IGF-1 shows a binding specificity for G-quadruplex structures, especially the G-quadruplex structure with a parallel topology. The quadruplex-specific ligands TMPyP4 and PDS (Pyridostatin) can inhibit the interaction between G-quadruplexes and proteins.
IGF-1 is demonstrated to selectively bind with G-quadruplex structures. The use of quadruplex-interactive ligands could modulate the binding of IGF-1 to G-quadruplexes.
This study provides us with a new perspective to understand the possible physiological relationship between IGF-1 and G-quadruplexes and also conveys a strategy to regulate the interaction between G-quadruplex DNA and proteins.

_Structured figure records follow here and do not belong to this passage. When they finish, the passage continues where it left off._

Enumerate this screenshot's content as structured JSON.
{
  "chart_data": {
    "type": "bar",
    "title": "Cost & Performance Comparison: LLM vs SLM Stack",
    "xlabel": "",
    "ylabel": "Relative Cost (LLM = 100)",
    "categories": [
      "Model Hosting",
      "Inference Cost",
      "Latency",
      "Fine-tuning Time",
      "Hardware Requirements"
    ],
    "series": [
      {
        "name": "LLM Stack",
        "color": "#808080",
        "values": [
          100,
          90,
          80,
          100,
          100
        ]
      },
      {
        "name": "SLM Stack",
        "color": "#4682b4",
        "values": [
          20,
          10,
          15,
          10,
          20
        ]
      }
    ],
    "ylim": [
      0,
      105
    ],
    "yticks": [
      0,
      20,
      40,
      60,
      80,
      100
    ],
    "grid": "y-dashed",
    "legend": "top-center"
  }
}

由于其在生理和病理过程中可能具有重要作用,G-四链体已被视为肿瘤学中一种有前途的治疗靶点。新出现的证据表明,G-四链体的生物学功能与其与某些蛋白质的结合密切相关。胰岛素样生长因子 I(IGF-1)作为细胞生长和发育的重要调节剂,可能是一种四链体结合蛋白。
通过荧光光谱法、表面等离子体共振(SPR)和力诱导剩余磁化(FIRM)测量 IGF-1 在溶液中与不同 DNA 基序的结合亲和力和选择性。通过圆二色性(CD)和熔解荧光共振能量转移(FRET)光谱评估 IGF-1 对 G-四链体结构形成和稳定性的影响。通过 FIRM 确定四链体特异性配体对 G-四链体与 IGF-1 结合的影响。
IGF-1 对 G-四链体结构具有结合特异性,尤其是具有平行拓扑结构的 G-四链体结构。四链体特异性配体 TMPyP4 和 PDS(吡咯并嘧啶)可以抑制 G-四链体与蛋白质之间的相互作用。
IGF-1 被证明可选择性结合 G-四链体结构。使用四链体相互作用配体可以调节 IGF-1 与 G-四链体的结合。
这项研究为我们提供了一个新的视角,以了解 IGF-1 和 G-四链体之间可能存在的生理关系,并提供了一种调节 G-四链体 DNA 与蛋白质相互作用的策略。